Would the SG folks knowingly, explicitly refuse to regulate the financial dealings involving collateralized debt obligations (CDO) and credit default swaps (CDS), as Alan Greenspan and the rest of the Bush administration did? Would they say in the aftermath, as Greenspan did, that they just couldn't believe that the CDO and CDS financiers wouldn't regulate themselves? One suspects the answer to those questions is Yes. Greenspan is a committed objectivist, the ultimate small government, laissez-faire, deregulation advocate.
What would they say about the agencies, like Moody's, that gave investment-grade ratings to CDOs backed largely by sub-prime mortgages - let the buyer beware?

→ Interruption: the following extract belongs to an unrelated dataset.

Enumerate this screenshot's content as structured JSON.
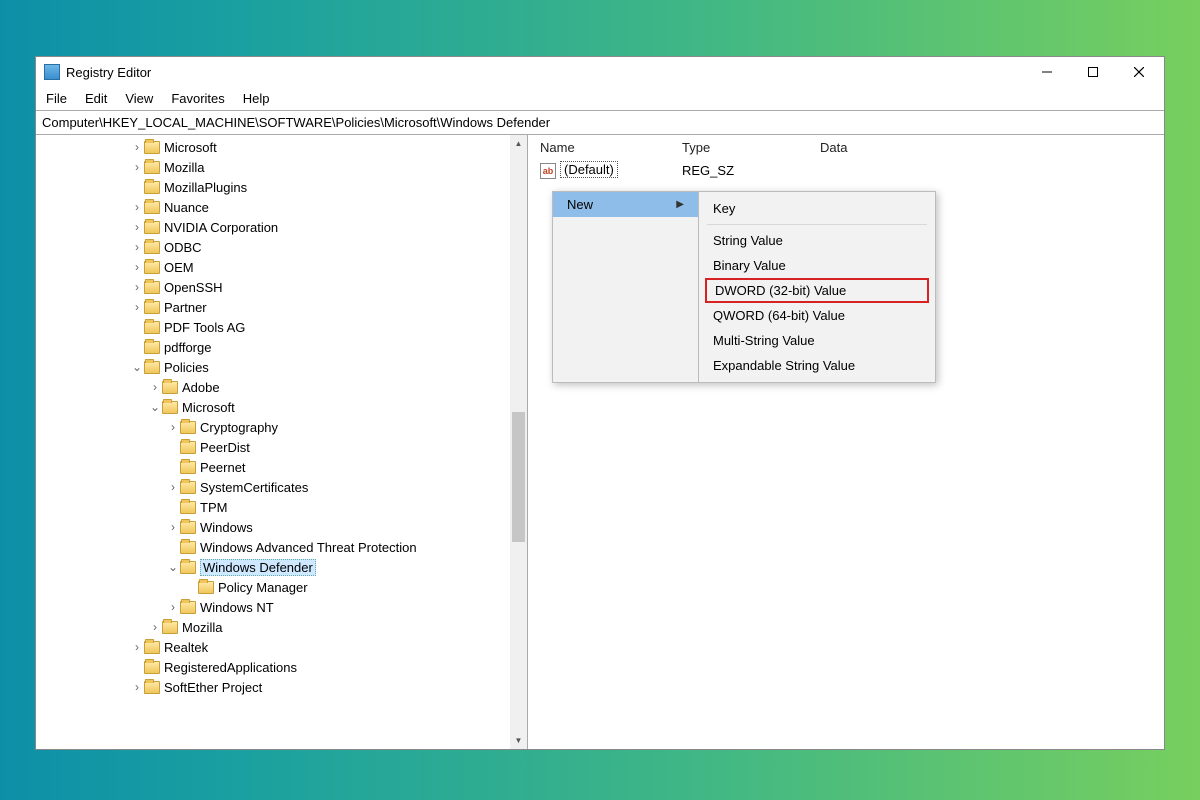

When it comes to the pernicious effects of deregulation, Bush apologists like to claim that it was relaxed mortgage lending rules during the Clinton presidency (with Republican control of Congress) that led to the enormous growth in sub-prime mortgages, and that it was the high rate of default in that market that caused the economic crisis. This blame is wholly misplaced. Sub-prime mortgages by definition have a built-in safeguard against default. Their higher risk is offset by their higher interest rate. There was always going to be some pain in certain sectors if a lot of them went into default, but in and of itself, the sub-prime market could never have caused a crisis of the magnitude of dozens of trillions of dollars such as we faced late in 2008, and continue to face today - roughly the global annual GDP, that's the magnitude.
How did this come to pass? The names of some of the players have in recent months come to light. Why were companies like AIG and Goldman Sachs allowed to make such outrageous financial deals that when things broke Goldman's way and against AIG, the latter had to be rescued by the Federal government or face liquidation?

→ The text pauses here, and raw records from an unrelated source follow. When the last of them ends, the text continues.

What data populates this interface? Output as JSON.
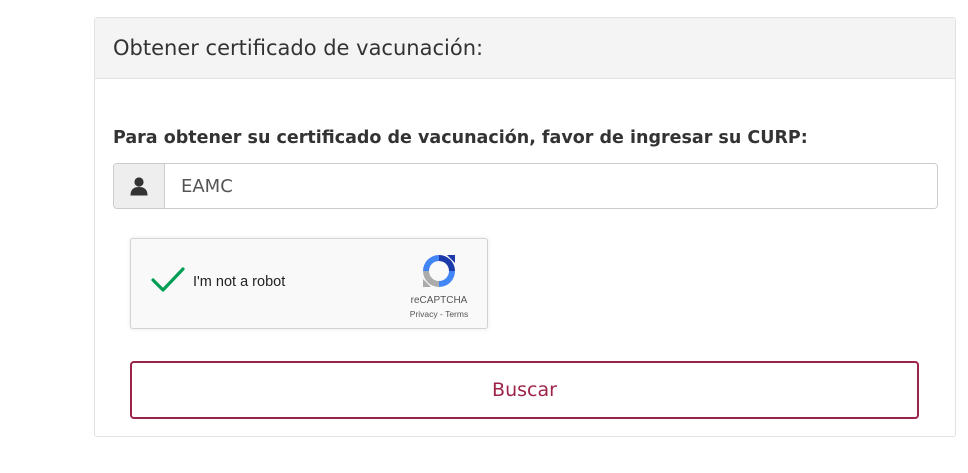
{
  "panel": {
    "title": "Obtener certificado de vacunación:",
    "instruction": "Para obtener su certificado de vacunación, favor de ingresar su CURP:"
  },
  "curp_input": {
    "value": "EAMC",
    "icon": "user-icon"
  },
  "recaptcha": {
    "label": "I'm not a robot",
    "checked": true,
    "brand": "reCAPTCHA",
    "privacy": "Privacy",
    "separator": " - ",
    "terms": "Terms"
  },
  "actions": {
    "search_label": "Buscar"
  },
  "colors": {
    "accent": "#9d2449",
    "check": "#009e55"
  }
}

Now what Goldman did was insure through AIG the tranched, securitized CDOs they had sold and did not own! They knew the securities well enough, it seems, to know they had a big downside risk, though not for Goldman. By buying CDS contracts on them from AIG, they effectively bet and bet big that those CDOs would default, and since they did not own them they stood to profit hugely if they did default.
And profit they did, when the Feds stepped in and rescued AIG with taxpayer money. Goldman was paid 100% of the face value of the CDS contracts they had bought from AIG, even though they were not at risk in the default of the insured debt. This obviously was a huge error. AIG had to be saved, in a sense - the risks they had assumed through CDS and non-CDS insurance contracts could not simply be abandoned - but there was no reason Goldman had to be paid in full, when the only risk they had incurred was the "premiums" they had paid AIG for CDS coverage.
Oh, what a tangled web ... there was no oversight, no regulation of CDO and CDS buying and selling, even though unthinkably vast liabilities, for the taxpayers ultimately, were generated in the process. In a free, unfettered market, the level of irresponsibility was tremendous, unfathomable, and enormous sums of money were made by a few people at the expense of all the rest of us. It was not a case of private fortunes being won or lost.
To sit back and watch all of this play out to its natural conclusion would have been equally irresponsible, and ultimately disastrous. With no intervention, no financial rescue, no mortgage relief, no stimulus program to get money flowing in the economy again, it is clear that conditions would have gotten far worse, and that we would still be in decline instead of recovery. Mistakes were made, to be sure, especially while Bush was still "in charge," but to have done nothing would have been nothing short of inhuman.
So now we have the Tea Party folks, with their for profit (of course) convention, behaving as if none of what I have described above ever happened. They have got to be the most selfish and myopic individuals in the solar system.